Adolescenti e IA, l’amico che per il 42% sostituisce gli adulti
Adolescenti e IA, l’amico segreto che sostituisce gli adulti
Quasi 4 ragazzi su 10 confidano ansie e scelte importanti ai chatbot mentre crescono isolamento, psicofarmaci e povertà educativa.

Per una fetta crescente di adolescenti italiani, quando il mondo si fa pesante non si bussa più alla porta di un adulto, ma a quella di un algoritmo. Secondo il nuovo Atlante dell’infanzia (a rischio) 2025 dedicato all’adolescenza, oltre il 41% dei ragazzi tra i 15 e i 19 anni ha chiesto aiuto a strumenti di intelligenza artificiale in momenti di tristezza, solitudine o ansia; più del 42% li ha usati per decidere in situazioni delicate, dalle relazioni alla scuola fino al futuro lavoro.

La stessa indagine mostra che più del 92% degli adolescenti usa, in qualche forma, l’IA, contro meno della metà degli adulti, che in maggioranza non l’ha mai sperimentata. Un sorpasso netto, che racconta una generazione che vive in modalità onlife, sempre connessa, in equilibrio instabile tra opportunità e rischi.

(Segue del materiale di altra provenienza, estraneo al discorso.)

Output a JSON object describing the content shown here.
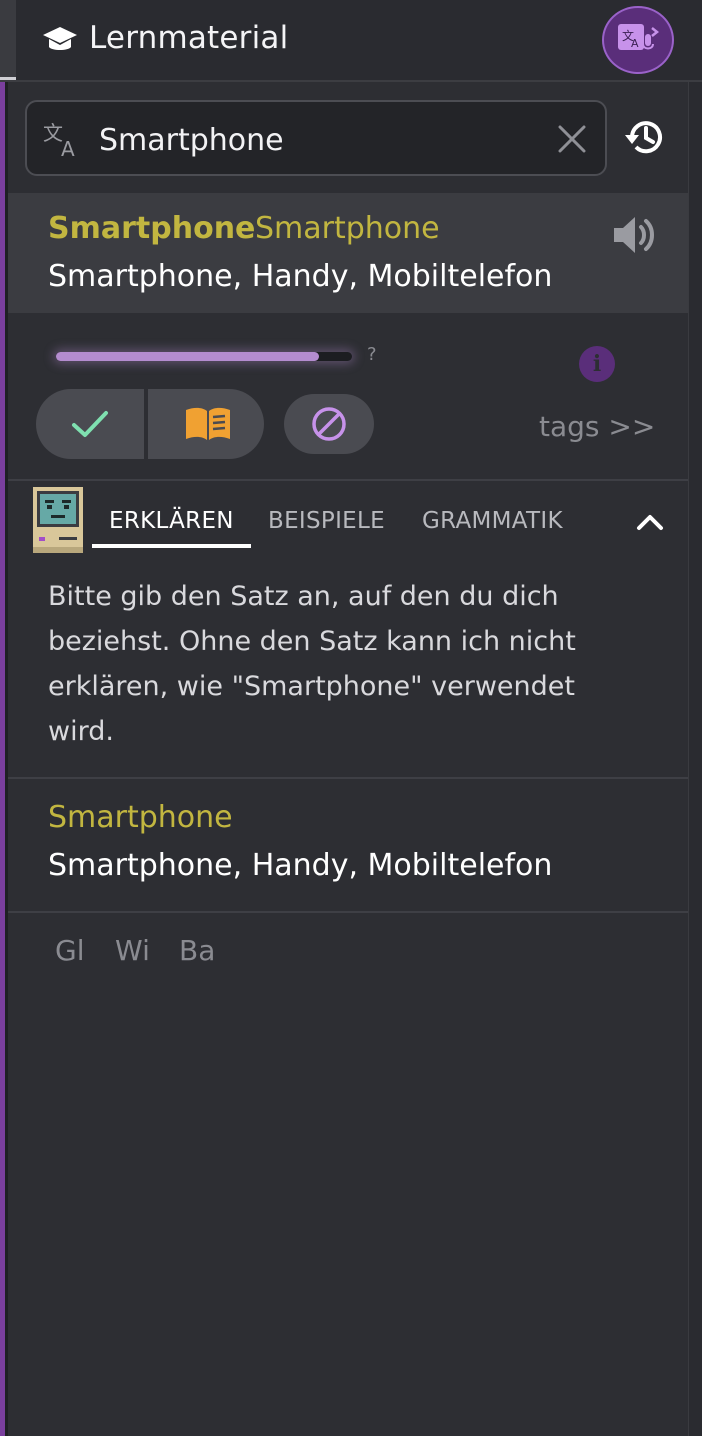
{
  "header": {
    "title": "Lernmaterial",
    "icon": "graduation-cap-icon",
    "translate_button_icon": "translate-icon"
  },
  "search": {
    "value": "Smartphone",
    "placeholder": "",
    "lang_icon": "translate-icon",
    "clear_icon": "close-icon",
    "history_icon": "history-icon"
  },
  "result": {
    "word_bold": "Smartphone",
    "word": "Smartphone",
    "translation": "Smartphone, Handy, Mobiltelefon",
    "speaker_icon": "speaker-icon"
  },
  "progress": {
    "level": 0.89,
    "help": "?",
    "info_icon": "info-icon",
    "accent": "#b48ccf"
  },
  "actions": {
    "known_icon": "checkmark-icon",
    "learn_icon": "open-book-icon",
    "ignore_icon": "block-icon",
    "tags_label": "tags >>"
  },
  "ai": {
    "avatar_icon": "retro-computer-avatar",
    "tabs": [
      {
        "label": "ERKLÄREN",
        "active": true
      },
      {
        "label": "BEISPIELE",
        "active": false
      },
      {
        "label": "GRAMMATIK",
        "active": false
      }
    ],
    "collapse_icon": "chevron-up-icon",
    "explanation": "Bitte gib den Satz an, auf den du dich beziehst. Ohne den Satz kann ich nicht erklären, wie \"Smartphone\" verwendet wird."
  },
  "entry": {
    "word": "Smartphone",
    "translation": "Smartphone, Handy, Mobiltelefon"
  },
  "external_links": [
    "Gl",
    "Wi",
    "Ba"
  ],
  "colors": {
    "background": "#2d2e33",
    "word_highlight": "#c2b640",
    "accent_purple": "#7a3f9e",
    "learn_orange": "#f0a132",
    "known_green": "#7fe0b0"
  }
}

Un’adolescenza onlife, tra chat e silenzi

La fotografia tracciata dall’Atlante è quella di ragazzi che trascorrono una buona parte della loro giornata in compagnia dello smartphone. Circa il 38% dichiara di controllare spesso il cellulare anche quando è con amici o parenti, fenomeno ormai noto come phubbing, mentre più di un quarto si sente nervoso quando non ha il telefono con sé.

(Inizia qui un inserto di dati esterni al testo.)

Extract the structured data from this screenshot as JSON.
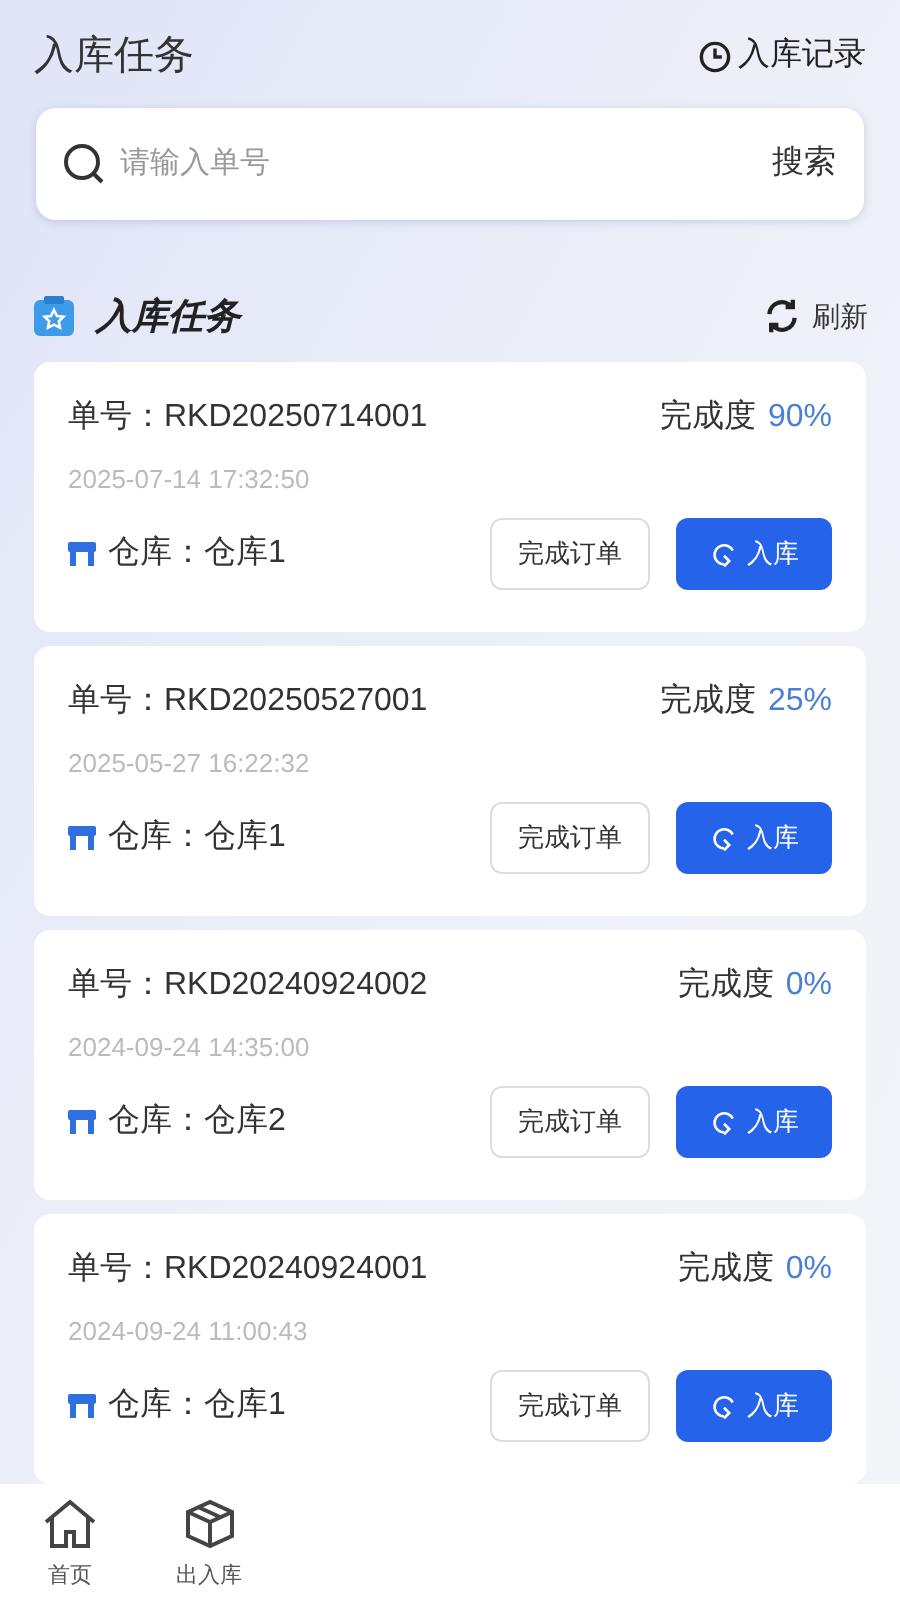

Non si tratta solo di una questione di tempo passato online: il 13% dei 15-19enni mostra profili di uso problematico di internet, con segnali di iperconnessione che possono trasformare il web in una gabbia invisibile. E quasi la metà riferisce di essere stata vittima di cyberbullismo almeno una volta, un dato in forte aumento rispetto a pochi anni fa.

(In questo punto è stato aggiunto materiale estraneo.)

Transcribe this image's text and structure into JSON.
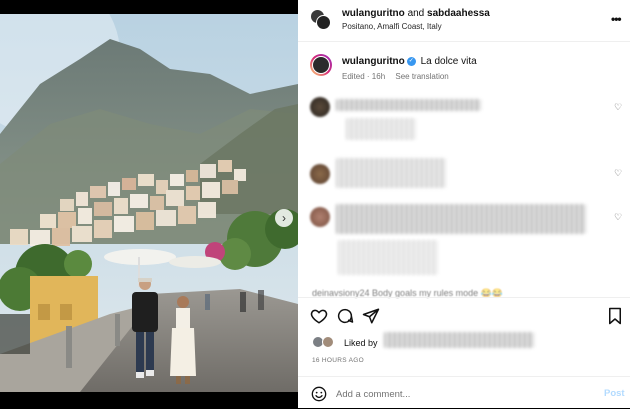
{
  "post_header": {
    "user1": "wulanguritno",
    "joiner": "and",
    "user2": "sabdaahessa",
    "location": "Positano, Amalfi Coast, Italy"
  },
  "caption": {
    "username": "wulanguritno",
    "text": "La dolce vita",
    "edited": "Edited · 16h",
    "translate": "See translation"
  },
  "comment_preview_tail": "deinavsiony24 Body goals my rules mode 😂😂",
  "actions": {
    "liked_by": "Liked by",
    "time_ago": "16 HOURS AGO"
  },
  "add_comment": {
    "placeholder": "Add a comment...",
    "post_label": "Post"
  },
  "carousel": {
    "total": 5,
    "active_index": 0
  },
  "colors": {
    "verified": "#3897f0",
    "post_disabled": "#b3dbff",
    "story_ring": "#d62976"
  },
  "icons": [
    "heart-icon",
    "comment-icon",
    "share-icon",
    "bookmark-icon",
    "emoji-icon",
    "more-icon",
    "chevron-right-icon"
  ]
}
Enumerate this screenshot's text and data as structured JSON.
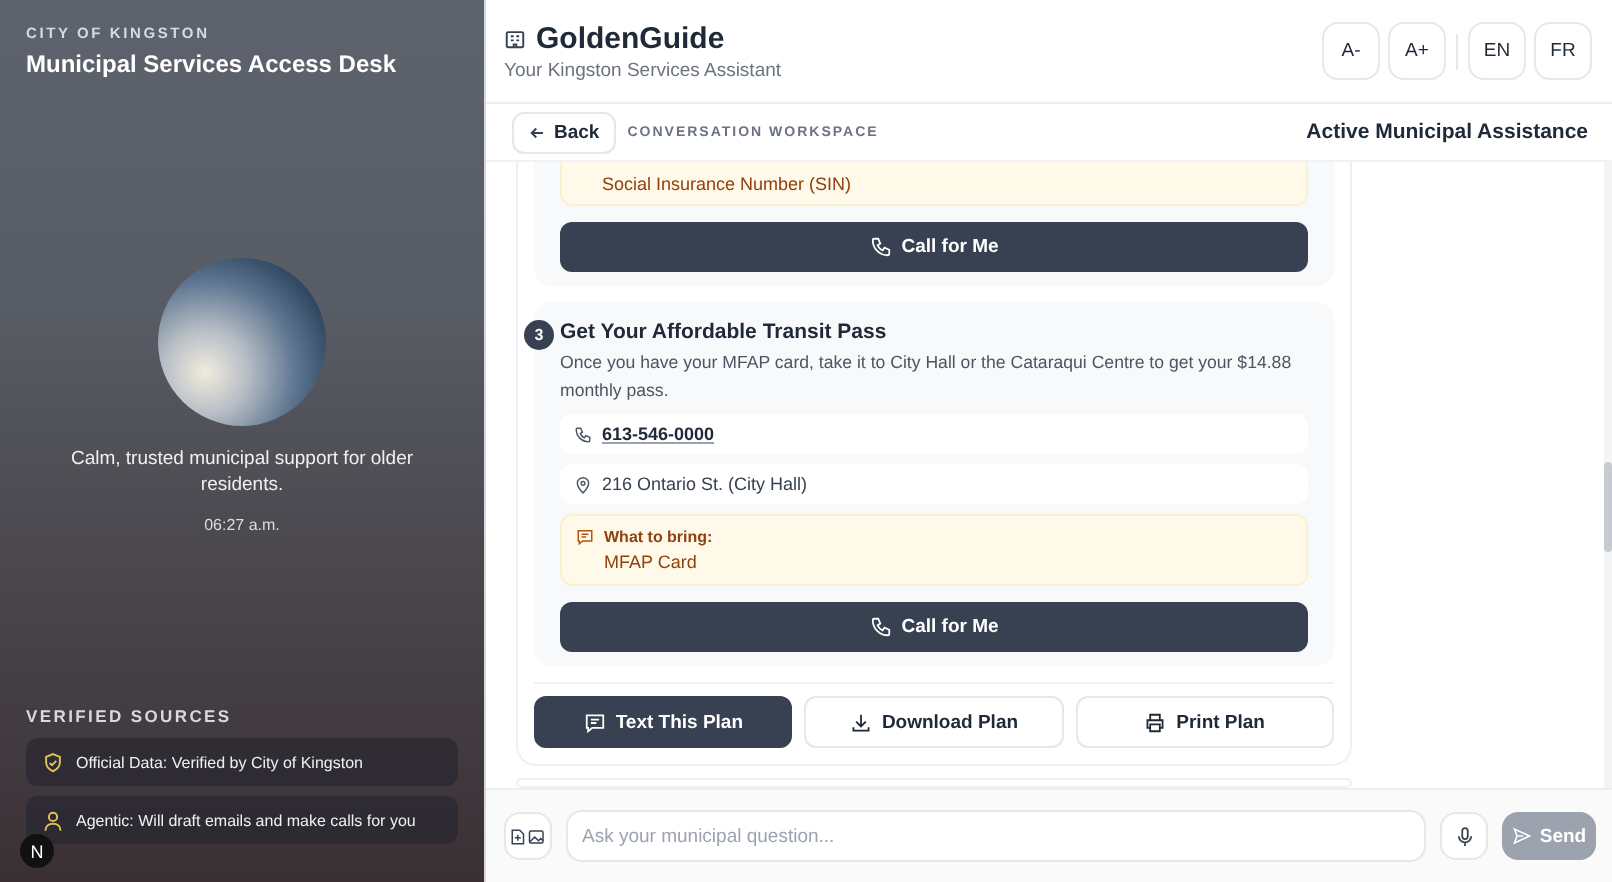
{
  "sidebar": {
    "eyebrow": "CITY OF KINGSTON",
    "title": "Municipal Services Access Desk",
    "tagline": "Calm, trusted municipal support for older residents.",
    "time": "06:27 a.m.",
    "sources_heading": "VERIFIED SOURCES",
    "sources": [
      {
        "kind": "shield",
        "text": "Official Data: Verified by City of Kingston"
      },
      {
        "kind": "agent",
        "text": "Agentic: Will draft emails and make calls for you"
      }
    ],
    "badge": "N"
  },
  "header": {
    "brand": "GoldenGuide",
    "subtitle": "Your Kingston Services Assistant",
    "font_size_controls": [
      "A-",
      "A+"
    ],
    "language_controls": [
      "EN",
      "FR"
    ]
  },
  "subheader": {
    "back": "Back",
    "section": "CONVERSATION WORKSPACE",
    "status": "Active Municipal Assistance"
  },
  "previous_step": {
    "bring_value": "Social Insurance Number (SIN)",
    "call_button": "Call for Me"
  },
  "step": {
    "number": "3",
    "title": "Get Your Affordable Transit Pass",
    "description": "Once you have your MFAP card, take it to City Hall or the Cataraqui Centre to get your $14.88 monthly pass.",
    "phone": "613-546-0000",
    "address": "216 Ontario St. (City Hall)",
    "bring_label": "What to bring:",
    "bring_value": "MFAP Card",
    "call_button": "Call for Me"
  },
  "plan_actions": [
    {
      "kind": "text",
      "label": "Text This Plan",
      "selected": true
    },
    {
      "kind": "download",
      "label": "Download Plan",
      "selected": false
    },
    {
      "kind": "print",
      "label": "Print Plan",
      "selected": false
    }
  ],
  "composer": {
    "placeholder": "Ask your municipal question...",
    "send": "Send",
    "send_disabled": true
  }
}
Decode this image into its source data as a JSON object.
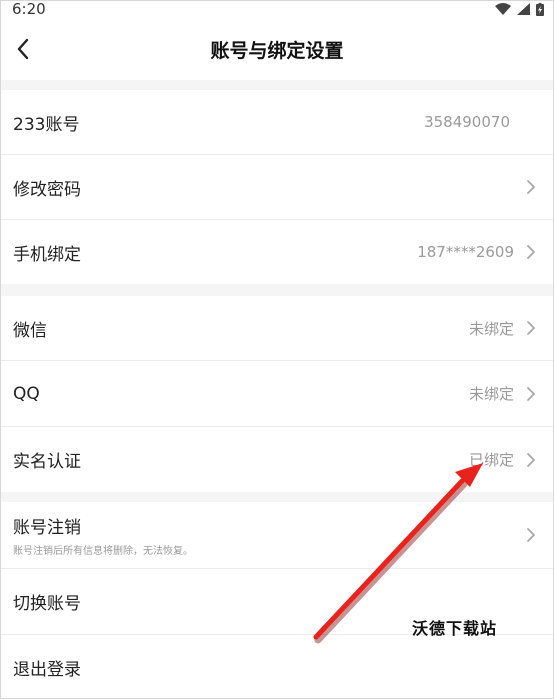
{
  "status_bar": {
    "time": "6:20"
  },
  "header": {
    "title": "账号与绑定设置"
  },
  "rows": {
    "account_id": {
      "label": "233账号",
      "value": "358490070"
    },
    "change_password": {
      "label": "修改密码"
    },
    "phone_binding": {
      "label": "手机绑定",
      "value": "187****2609"
    },
    "wechat": {
      "label": "微信",
      "value": "未绑定"
    },
    "qq": {
      "label": "QQ",
      "value": "未绑定"
    },
    "real_name": {
      "label": "实名认证",
      "value": "已绑定"
    },
    "cancel_account": {
      "label": "账号注销",
      "note": "账号注销后所有信息将删除，无法恢复。"
    },
    "switch_account": {
      "label": "切换账号"
    },
    "logout": {
      "label": "退出登录"
    }
  },
  "watermark": {
    "text": "沃德下载站"
  },
  "colors": {
    "background": "#f5f5f5",
    "row_background": "#ffffff",
    "secondary_text": "#9a9a9a",
    "annotation_arrow": "#e8231e"
  }
}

In parallelo, tutto ciò che richiede di “staccare” dal telefono arretra: solo circa un adolescente su due ha visitato mostre o musei nell’ultimo anno, con percentuali che nel Mezzogiorno scendono sotto il 40%. Meno della metà legge libri fuori dall’obbligo scolastico, e quasi un ragazzo su cinque non pratica alcuna attività fisica, con picchi ancora più alti nelle regioni meridionali.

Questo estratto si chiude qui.